L'uso delle cartele,
prevedeva l'impiego della corda, tesa fra due addetti a percorrere
tutta il palchetto, a spingere le coppie di ballerini che non
intendevano abbandonare la pista, mentre alcuni addetti
intervenivano sulla parte mediana della corda, facendole superare le
teste dei ballerini che, rimanendo sul posto, consegnavano però la
cartela, altrimenti: fuori dal palchetto, alla maniera del
parco buoi.
A cominciare dai primi anni del Novecento, si ha notizia della
presenza della "cattura della papera lasciata libera in mare", tra
le prove popolari nel corso dei festeggiamenti patronali di San
Secondo, il 26 d'agosto, in piena stagione balneare.

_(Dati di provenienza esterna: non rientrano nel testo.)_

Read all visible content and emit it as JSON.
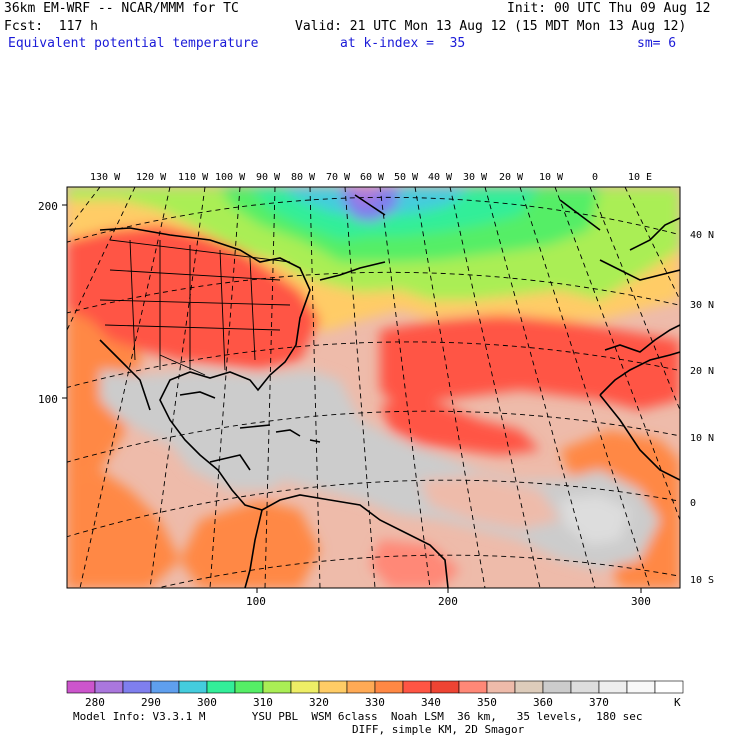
{
  "header": {
    "model": "36km EM-WRF -- NCAR/MMM for TC",
    "init": "Init: 00 UTC Thu 09 Aug 12",
    "fcst": "Fcst:  117 h",
    "valid": "Valid: 21 UTC Mon 13 Aug 12 (15 MDT Mon 13 Aug 12)",
    "field": "Equivalent potential temperature",
    "level": "at k-index =  35",
    "smooth": "sm= 6"
  },
  "map": {
    "lon_labels": [
      "130 W",
      "120 W",
      "110 W",
      "100 W",
      "90 W",
      "80 W",
      "70 W",
      "60 W",
      "50 W",
      "40 W",
      "30 W",
      "20 W",
      "10 W",
      "0",
      "10 E"
    ],
    "lat_labels": [
      "40 N",
      "30 N",
      "20 N",
      "10 N",
      "0",
      "10 S"
    ],
    "y_grid_labels": [
      "200",
      "100"
    ],
    "x_grid_labels": [
      "100",
      "200",
      "300"
    ]
  },
  "colorbar": {
    "colors": [
      "#cc55cc",
      "#aa77dd",
      "#7f7fee",
      "#5f9fee",
      "#44ccdd",
      "#33ee99",
      "#55ee66",
      "#aaee55",
      "#eeee66",
      "#ffcc66",
      "#ffaa55",
      "#ff8844",
      "#ff5544",
      "#ee4433",
      "#ff8877",
      "#eebbaa",
      "#ddccbb",
      "#cccccc",
      "#dddddd",
      "#eeeeee",
      "#f8f8f8",
      "#ffffff"
    ],
    "labels": [
      "280",
      "290",
      "300",
      "310",
      "320",
      "330",
      "340",
      "350",
      "360",
      "370"
    ],
    "unit": "K"
  },
  "footer": {
    "line1": "Model Info: V3.3.1 M       YSU PBL  WSM 6class  Noah LSM  36 km,   35 levels,  180 sec",
    "line2": "DIFF, simple KM, 2D Smagor"
  }
}
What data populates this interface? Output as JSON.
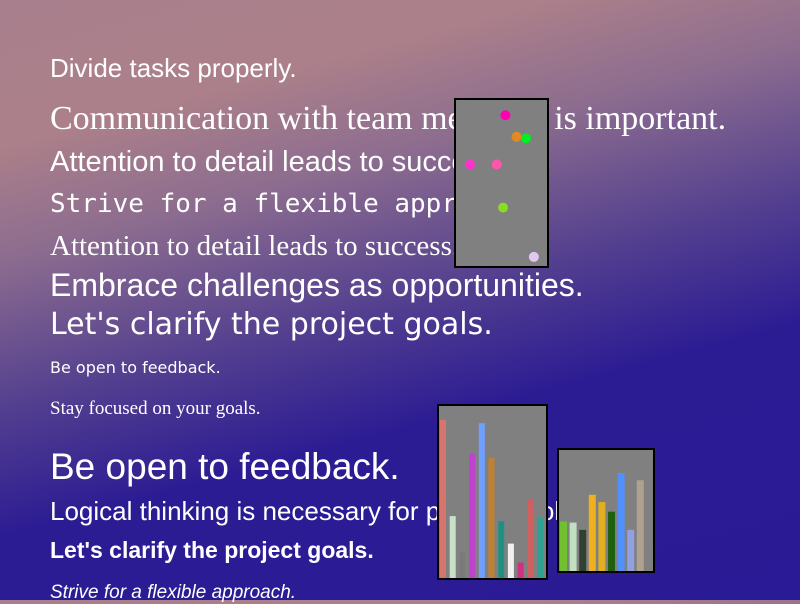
{
  "lines": [
    "Divide tasks properly.",
    "Communication with team members is important.",
    "Attention to detail leads to success.",
    "Strive for a flexible approach.",
    "Attention to detail leads to success.",
    "Embrace challenges as opportunities.",
    "Let's clarify the project goals.",
    "Be open to feedback.",
    "Stay focused on your goals.",
    "Be open to feedback.",
    "Logical thinking is necessary for problem solving.",
    "Let's clarify the project goals.",
    "Strive for a flexible approach."
  ],
  "scatter_panel": {
    "points": [
      {
        "x": 0.55,
        "y": 0.94,
        "color": "#ff00b4"
      },
      {
        "x": 0.69,
        "y": 0.8,
        "color": "#e08a20"
      },
      {
        "x": 0.81,
        "y": 0.79,
        "color": "#00ee22"
      },
      {
        "x": 0.1,
        "y": 0.62,
        "color": "#ff33cc"
      },
      {
        "x": 0.44,
        "y": 0.62,
        "color": "#ff55aa"
      },
      {
        "x": 0.52,
        "y": 0.34,
        "color": "#88dd22"
      },
      {
        "x": 0.91,
        "y": 0.02,
        "color": "#e0c8ee"
      }
    ]
  },
  "bar_panel_1": {
    "values": [
      0.92,
      0.36,
      0.15,
      0.72,
      0.9,
      0.7,
      0.33,
      0.2,
      0.09,
      0.46,
      0.35
    ],
    "colors": [
      "#d8736d",
      "#c8e0c8",
      "#7a7a7a",
      "#c040d0",
      "#70a0ff",
      "#c08030",
      "#209080",
      "#f0f0f0",
      "#d03080",
      "#d06060",
      "#30a090"
    ]
  },
  "bar_panel_2": {
    "values": [
      0.41,
      0.4,
      0.34,
      0.63,
      0.57,
      0.49,
      0.81,
      0.34,
      0.75
    ],
    "colors": [
      "#70c030",
      "#c0e0c0",
      "#304030",
      "#f0b020",
      "#e0b020",
      "#206010",
      "#5090ff",
      "#90a0e0",
      "#b0a090"
    ]
  }
}
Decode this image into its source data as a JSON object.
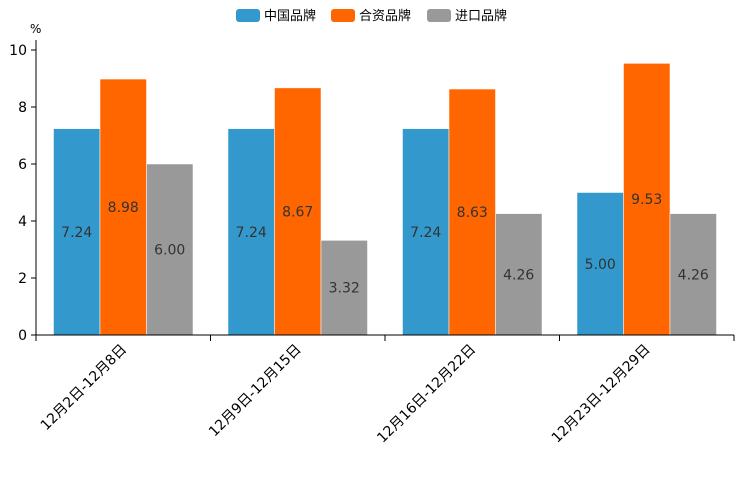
{
  "chart_data": {
    "type": "bar",
    "title": "",
    "xlabel": "",
    "ylabel": "",
    "unit": "%",
    "ylim": [
      0,
      10
    ],
    "yticks": [
      "0",
      "2",
      "4",
      "6",
      "8",
      "10"
    ],
    "categories": [
      "12月2日-12月8日",
      "12月9日-12月15日",
      "12月16日-12月22日",
      "12月23日-12月29日"
    ],
    "series": [
      {
        "name": "中国品牌",
        "color": "#3399cc",
        "values": [
          7.24,
          7.24,
          7.24,
          5.0
        ],
        "labels": [
          "7.24",
          "7.24",
          "7.24",
          "5.00"
        ]
      },
      {
        "name": "合资品牌",
        "color": "#ff6600",
        "values": [
          8.98,
          8.67,
          8.63,
          9.53
        ],
        "labels": [
          "8.98",
          "8.67",
          "8.63",
          "9.53"
        ]
      },
      {
        "name": "进口品牌",
        "color": "#999999",
        "values": [
          6.0,
          3.32,
          4.26,
          4.26
        ],
        "labels": [
          "6.00",
          "3.32",
          "4.26",
          "4.26"
        ]
      }
    ],
    "legend_position": "top-center",
    "grid": false
  }
}
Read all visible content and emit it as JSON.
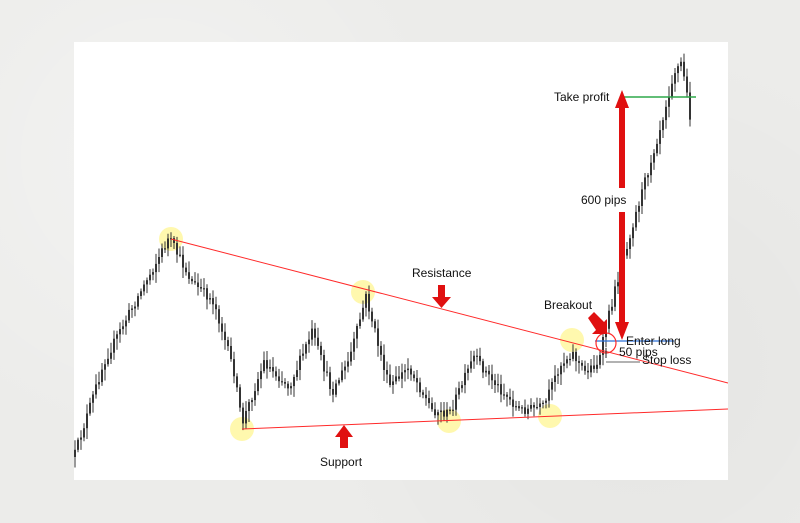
{
  "colors": {
    "candle": "#333333",
    "trendline": "#ff2a2a",
    "arrow": "#e01010",
    "take_profit_line": "#2ea84a",
    "entry_line": "#2a6fd6",
    "stop_line": "#666666",
    "pivot_highlight": "#fff36b"
  },
  "chart_data": {
    "type": "bar",
    "title": "",
    "xlabel": "",
    "ylabel": "",
    "grid": false,
    "legend": "none",
    "annotations": {
      "resistance": "Resistance",
      "support": "Support",
      "breakout": "Breakout",
      "enter_long": "Enter long",
      "stop_loss": "Stop loss",
      "take_profit": "Take profit",
      "target_distance": "600 pips",
      "stop_distance": "50 pips"
    }
  }
}
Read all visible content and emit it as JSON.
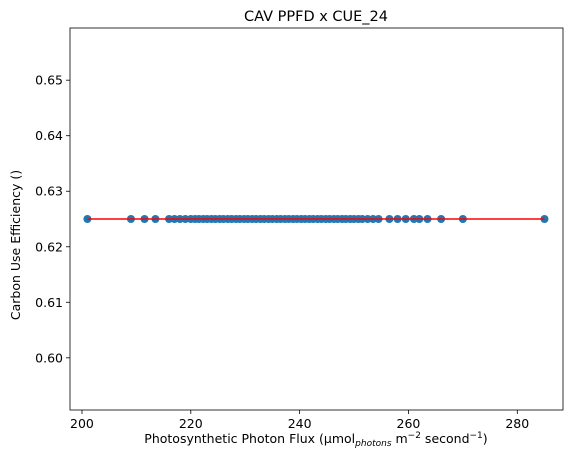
{
  "chart_data": {
    "type": "scatter",
    "title": "CAV PPFD x CUE_24",
    "xlabel": {
      "pre": "Photosynthetic Photon Flux (µmol",
      "sub": "photons",
      "mid1": " m",
      "sup1": "−2",
      "mid2": " second",
      "sup2": "−1",
      "post": ")"
    },
    "ylabel": "Carbon Use Efficiency ()",
    "xlim": [
      197.8,
      288.4
    ],
    "ylim": [
      0.5906,
      0.6594
    ],
    "xticks": [
      200,
      220,
      240,
      260,
      280
    ],
    "yticks": [
      0.6,
      0.61,
      0.62,
      0.63,
      0.64,
      0.65
    ],
    "ytick_labels": [
      "0.60",
      "0.61",
      "0.62",
      "0.63",
      "0.64",
      "0.65"
    ],
    "point_color": "#1f77b4",
    "line_color": "#ff0000",
    "x": [
      201.0,
      209.0,
      211.5,
      213.5,
      216.0,
      217.0,
      218.0,
      219.0,
      220.0,
      220.8,
      221.5,
      222.3,
      223.0,
      223.8,
      224.5,
      225.3,
      226.0,
      226.8,
      227.5,
      228.3,
      229.0,
      229.8,
      230.5,
      231.3,
      232.0,
      232.8,
      233.5,
      234.3,
      235.0,
      235.8,
      236.5,
      237.3,
      238.0,
      238.8,
      239.5,
      240.3,
      241.0,
      241.8,
      242.5,
      243.3,
      244.0,
      244.8,
      245.5,
      246.3,
      247.0,
      247.8,
      248.5,
      249.3,
      250.0,
      250.8,
      251.5,
      252.5,
      253.5,
      254.5,
      256.5,
      258.0,
      259.5,
      261.0,
      262.0,
      263.5,
      266.0,
      270.0,
      285.0
    ],
    "y_value": 0.625,
    "fit_line": {
      "x": [
        201.0,
        285.0
      ],
      "y": [
        0.625,
        0.625
      ]
    }
  }
}
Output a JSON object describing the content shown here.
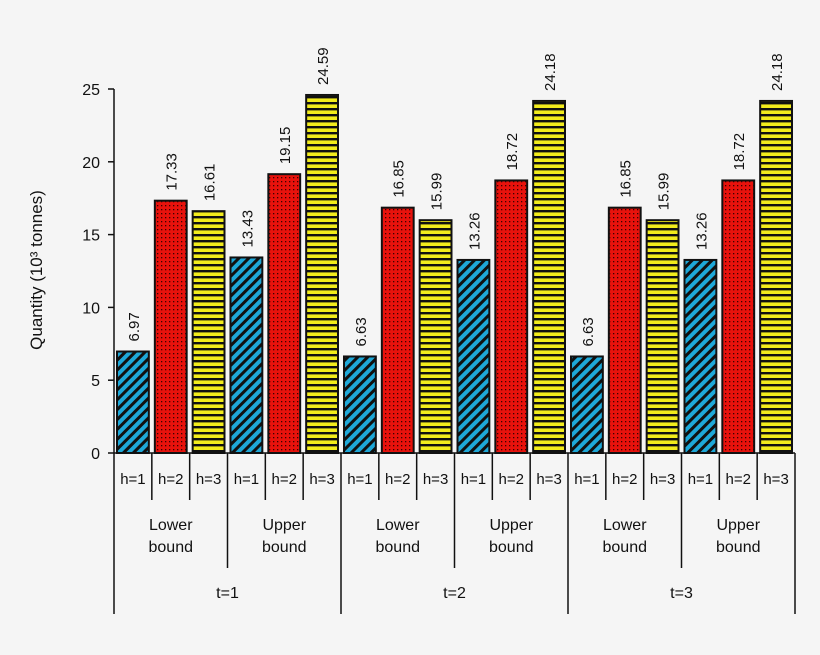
{
  "chart_data": {
    "type": "bar",
    "title": "",
    "ylabel": "Quantity (10³ tonnes)",
    "xlabel": "",
    "ylim": [
      0,
      25
    ],
    "yticks": [
      "0",
      "5",
      "10",
      "15",
      "20",
      "25"
    ],
    "categories_t": [
      "t=1",
      "t=2",
      "t=3"
    ],
    "categories_bound": [
      "Lower bound",
      "Upper bound"
    ],
    "categories_h": [
      "h=1",
      "h=2",
      "h=3"
    ],
    "series_colors": {
      "h=1": "#1ea8d8",
      "h=2": "#e8120c",
      "h=3": "#f2ec1c"
    },
    "values": [
      [
        [
          6.97,
          17.33,
          16.61
        ],
        [
          13.43,
          19.15,
          24.59
        ]
      ],
      [
        [
          6.63,
          16.85,
          15.99
        ],
        [
          13.26,
          18.72,
          24.18
        ]
      ],
      [
        [
          6.63,
          16.85,
          15.99
        ],
        [
          13.26,
          18.72,
          24.18
        ]
      ]
    ],
    "labels": [
      [
        [
          "6.97",
          "17.33",
          "16.61"
        ],
        [
          "13.43",
          "19.15",
          "24.59"
        ]
      ],
      [
        [
          "6.63",
          "16.85",
          "15.99"
        ],
        [
          "13.26",
          "18.72",
          "24.18"
        ]
      ],
      [
        [
          "6.63",
          "16.85",
          "15.99"
        ],
        [
          "13.26",
          "18.72",
          "24.18"
        ]
      ]
    ]
  }
}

Nelle acque della Marina San Giuseppe, dal 1946, terminato
il devastante conflitto mondiale, la tradizione riprese assai
partecipata. Lo conferma la foto qui accanto, scattata nel 1947, che
ritrae la cattura della papera da parte di un nutrito equipaggio,
formato da baldi giovanotti, tutti appartenenti a stimate famiglie
locali.
L'usanza tenne banco fino agli Anni Settanta, anche se
gli anni di assenza arrivano a risultare parecchi. Dopo quel
periodo, ancora libero da controindicazioni, entrarono pesantemente
in scena gli animalisti, che suggerirono altri tipi di passatempi.
Oggi, per andare a caccia folclorica di papere, bisogna
fare come i canottieri lombardi della FIC, che si sono recati in
tournée in Cina, dove il divertimento è ancora concesso.